The documentation does not explain what label propagation is, at this moment. It simply references the paper. If you can provide a short paragraph explaining label propagation, I will insert it. It should be the second paragraph here: igraph Reference Manual Later it will be transferred to the high-level interface docs as well (R, Python, Mathematica).

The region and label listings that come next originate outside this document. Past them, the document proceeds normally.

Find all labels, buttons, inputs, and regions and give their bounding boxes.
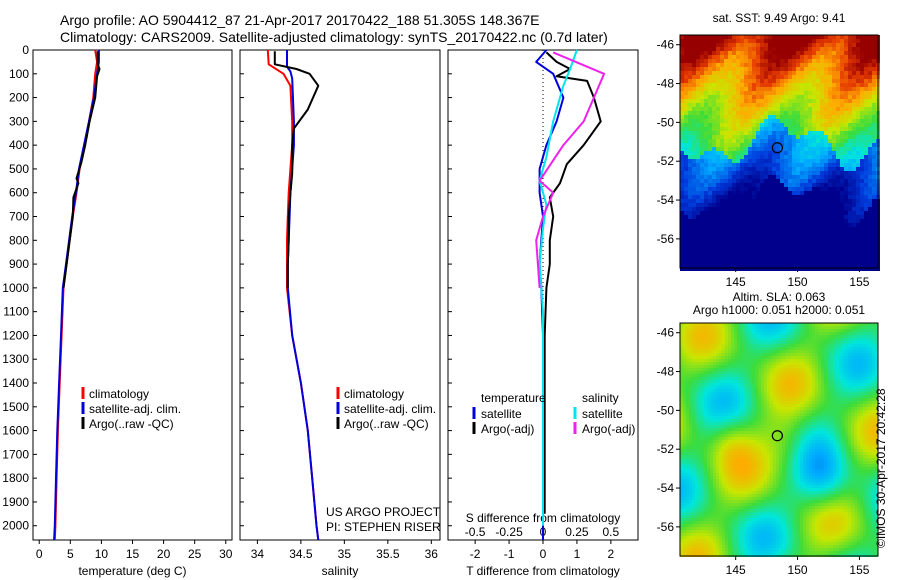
legend-label-diff-3: Argo(-adj) [582, 422, 635, 436]
legend-label-temperature-2: Argo(..raw -QC) [89, 417, 174, 431]
legend-label-salinity-1: satellite-adj. clim. [344, 402, 436, 416]
heatmap-cells-sla_map [680, 323, 878, 557]
map-y-tick-label-sst_map-1: -48 [657, 77, 675, 91]
x-tick-label-temperature-1: 5 [67, 547, 74, 561]
series-line-differences-0 [535, 49, 565, 540]
series-line-temperature-1 [53, 50, 100, 541]
plot-frame-salinity [239, 49, 441, 541]
map-frame-sst_map [679, 34, 879, 269]
y-tick-label-12: 1200 [2, 328, 29, 342]
imos-watermark: ©IMOS 30-Apr-2017 20:42:28 [874, 388, 888, 548]
legend-label-temperature-0: climatology [89, 387, 149, 401]
s-diff-tick-label-0: -0.5 [465, 525, 486, 539]
legend-label-salinity-0: climatology [344, 387, 404, 401]
series-line-temperature-0 [53, 49, 99, 541]
map-y-tick-label-sla_map-2: -50 [657, 403, 675, 417]
y-tick-label-14: 1400 [2, 376, 29, 390]
x-tick-label-salinity-3: 35.5 [376, 547, 400, 561]
legend-label-salinity-2: Argo(..raw -QC) [344, 417, 429, 431]
y-tick-label-15: 1500 [2, 400, 29, 414]
y-tick-label-20: 2000 [2, 519, 29, 533]
x-tick-label-temperature-2: 10 [95, 547, 109, 561]
map-frame-sla_map [679, 322, 879, 557]
pi-annotation: PI: STEPHEN RISER [326, 520, 441, 534]
sst-map-title: sat. SST: 9.49 Argo: 9.41 [713, 11, 846, 25]
s-diff-tick-label-3: 0.25 [565, 525, 589, 539]
legend-header-salinity: salinity [582, 391, 619, 405]
y-tick-label-4: 400 [9, 138, 29, 152]
sla-map-title: Altim. SLA: 0.063 [733, 290, 826, 304]
legend-label-diff-0: satellite [481, 407, 522, 421]
y-tick-label-11: 1100 [3, 305, 29, 319]
map-y-tick-label-sst_map-4: -54 [657, 193, 675, 207]
map-y-tick-label-sst_map-3: -52 [657, 154, 675, 168]
x-tick-label-temperature-6: 30 [219, 547, 233, 561]
y-tick-label-19: 1900 [2, 495, 29, 509]
map-y-tick-label-sla_map-1: -48 [657, 365, 675, 379]
series-line-salinity-2 [273, 51, 320, 288]
x-axis-label-differences: T difference from climatology [466, 564, 620, 578]
y-tick-label-18: 1800 [2, 471, 29, 485]
map-x-tick-label-sst_map-0: 145 [726, 275, 746, 289]
profile-title: Argo profile: AO 5904412_87 21-Apr-2017 … [60, 12, 540, 28]
x-axis-label-salinity: salinity [322, 564, 359, 578]
argo-location-marker-sla_map [771, 430, 783, 442]
y-tick-label-8: 800 [9, 233, 29, 247]
y-tick-label-0: 0 [22, 43, 29, 57]
y-tick-label-1: 100 [9, 67, 29, 81]
s-diff-tick-label-1: -0.25 [495, 525, 523, 539]
series-line-differences-3 [535, 51, 606, 288]
x-tick-label-salinity-4: 36 [425, 547, 439, 561]
x-tick-label-salinity-2: 35 [338, 547, 352, 561]
x-tick-label-salinity-1: 34.5 [289, 547, 313, 561]
map-y-tick-label-sst_map-2: -50 [657, 115, 675, 129]
map-y-tick-label-sla_map-0: -46 [657, 326, 675, 340]
x-tick-label-temperature-5: 25 [188, 547, 202, 561]
legend-header-temperature: temperature [481, 391, 546, 405]
map-x-tick-label-sst_map-1: 150 [788, 275, 808, 289]
map-x-tick-label-sla_map-0: 145 [726, 563, 746, 577]
map-y-tick-label-sst_map-0: -46 [657, 38, 675, 52]
series-line-differences-2 [538, 49, 578, 526]
legend-label-diff-2: satellite [582, 407, 623, 421]
y-tick-label-5: 500 [9, 162, 29, 176]
y-tick-label-13: 1300 [2, 352, 29, 366]
x-tick-label-differences-2: 0 [540, 547, 547, 561]
map-x-tick-label-sla_map-1: 150 [788, 563, 808, 577]
y-tick-label-2: 200 [9, 91, 29, 105]
series-line-temperature-2 [62, 51, 101, 289]
y-tick-label-17: 1700 [2, 447, 29, 461]
legend-label-temperature-1: satellite-adj. clim. [89, 402, 181, 416]
argo-location-marker-sst_map [771, 142, 783, 154]
x-tick-label-differences-3: 1 [574, 547, 581, 561]
map-x-tick-label-sla_map-2: 155 [849, 563, 869, 577]
y-tick-label-7: 700 [9, 210, 29, 224]
heatmap-cells-sst_map [680, 35, 880, 271]
map-y-tick-label-sla_map-3: -52 [657, 442, 675, 456]
y-tick-label-10: 1000 [2, 281, 29, 295]
y-tick-label-6: 600 [9, 186, 29, 200]
map-y-tick-label-sla_map-4: -54 [657, 481, 675, 495]
sla-map-subtitle: Argo h1000: 0.051 h2000: 0.051 [693, 303, 865, 317]
x-tick-label-differences-0: -2 [470, 547, 481, 561]
x-tick-label-differences-4: 2 [608, 547, 615, 561]
x-tick-label-temperature-4: 20 [157, 547, 171, 561]
x-axis-label-temperature: temperature (deg C) [78, 564, 186, 578]
y-tick-label-3: 300 [9, 114, 29, 128]
x-tick-label-differences-1: -1 [504, 547, 515, 561]
map-y-tick-label-sst_map-5: -56 [657, 232, 675, 246]
s-diff-tick-label-4: 0.5 [603, 525, 620, 539]
legend-label-diff-1: Argo(-adj) [481, 422, 534, 436]
climatology-title: Climatology: CARS2009. Satellite-adjuste… [60, 29, 608, 45]
x-tick-label-temperature-3: 15 [126, 547, 140, 561]
y-tick-label-9: 900 [9, 257, 29, 271]
x-tick-label-salinity-0: 34 [251, 547, 265, 561]
x-tick-label-temperature-0: 0 [36, 547, 43, 561]
map-x-tick-label-sst_map-2: 155 [849, 275, 869, 289]
project-annotation: US ARGO PROJECT [326, 505, 441, 519]
series-line-differences-1 [543, 51, 602, 514]
map-y-tick-label-sla_map-5: -56 [657, 520, 675, 534]
y-tick-label-16: 1600 [2, 424, 29, 438]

Well, the general description seems clear in the updating rule: “then updating the labels by majority voting in the neighborhood of the vertex” considering that the original paper in Section III goes like this: “We assume that each node in the network chooses to join the community to which the maximum number of its neighbors belong, with ties broken uniformly randomly.”. This is what the authors say and I can adapt it by providing a short addition to the general description.
If it helps (and I think it does), I can write a few lines on the use of initial according to this conversation :slight_smile:

1 Like

In R:

Description
This is a fast, nearly linear time algorithm for detecting community structure in networks. In works by labeling the vertices with unique labels and then updating the labels by majority voting in the neighborhood of the vertex.

Details
This function implements the community detection method described in: Raghavan, U.N. and Albert, R. and Kumara, S.: Near linear time algorithm to detect community structures in large-scale networks. Phys Rev E 76, 036106. (2007). This version extends the original method by the ability to take edge weights into consideration and also by allowing some labels to be fixed.

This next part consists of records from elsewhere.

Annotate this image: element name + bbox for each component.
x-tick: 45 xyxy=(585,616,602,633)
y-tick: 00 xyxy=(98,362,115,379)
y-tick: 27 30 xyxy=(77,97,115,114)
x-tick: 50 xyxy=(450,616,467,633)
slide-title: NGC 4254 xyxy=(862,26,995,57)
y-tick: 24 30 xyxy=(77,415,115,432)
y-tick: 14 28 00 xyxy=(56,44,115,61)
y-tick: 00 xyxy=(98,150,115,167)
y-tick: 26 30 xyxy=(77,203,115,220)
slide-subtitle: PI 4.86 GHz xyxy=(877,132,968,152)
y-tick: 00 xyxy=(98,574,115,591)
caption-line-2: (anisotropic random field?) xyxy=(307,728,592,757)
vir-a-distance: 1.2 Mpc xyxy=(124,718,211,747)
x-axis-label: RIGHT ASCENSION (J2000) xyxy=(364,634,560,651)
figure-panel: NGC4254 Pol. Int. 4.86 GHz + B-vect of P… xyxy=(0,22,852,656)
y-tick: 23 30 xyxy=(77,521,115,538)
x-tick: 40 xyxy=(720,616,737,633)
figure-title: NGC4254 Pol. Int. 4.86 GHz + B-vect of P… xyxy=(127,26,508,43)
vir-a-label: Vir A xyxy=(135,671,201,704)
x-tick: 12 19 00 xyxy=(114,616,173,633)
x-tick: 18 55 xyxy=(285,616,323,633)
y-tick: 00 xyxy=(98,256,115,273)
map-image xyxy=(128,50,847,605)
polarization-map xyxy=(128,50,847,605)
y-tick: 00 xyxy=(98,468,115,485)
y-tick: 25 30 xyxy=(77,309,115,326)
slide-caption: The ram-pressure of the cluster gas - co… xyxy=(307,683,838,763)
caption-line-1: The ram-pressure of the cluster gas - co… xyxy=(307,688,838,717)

From the abstract of the paper: “In our algorithm every node is initialized with a unique label and at every step each node adopts the label that most of its neighbors currently have. In this iterative process densely connected groups of nodes form a consensus on a unique label to form communities.”

initial:
The initial state. If NULL, every vertex will have a different label at the beginning. Otherwise it must be a vector with an entry for each vertex. Non-negative values denote different labels, negative entries denote vertices without labels.

I suggest adding at the bottom of the description of initial:
If the initial state contains negative values they will not be considered in the propagation process until the corresponding nodes obtain a non-negative label.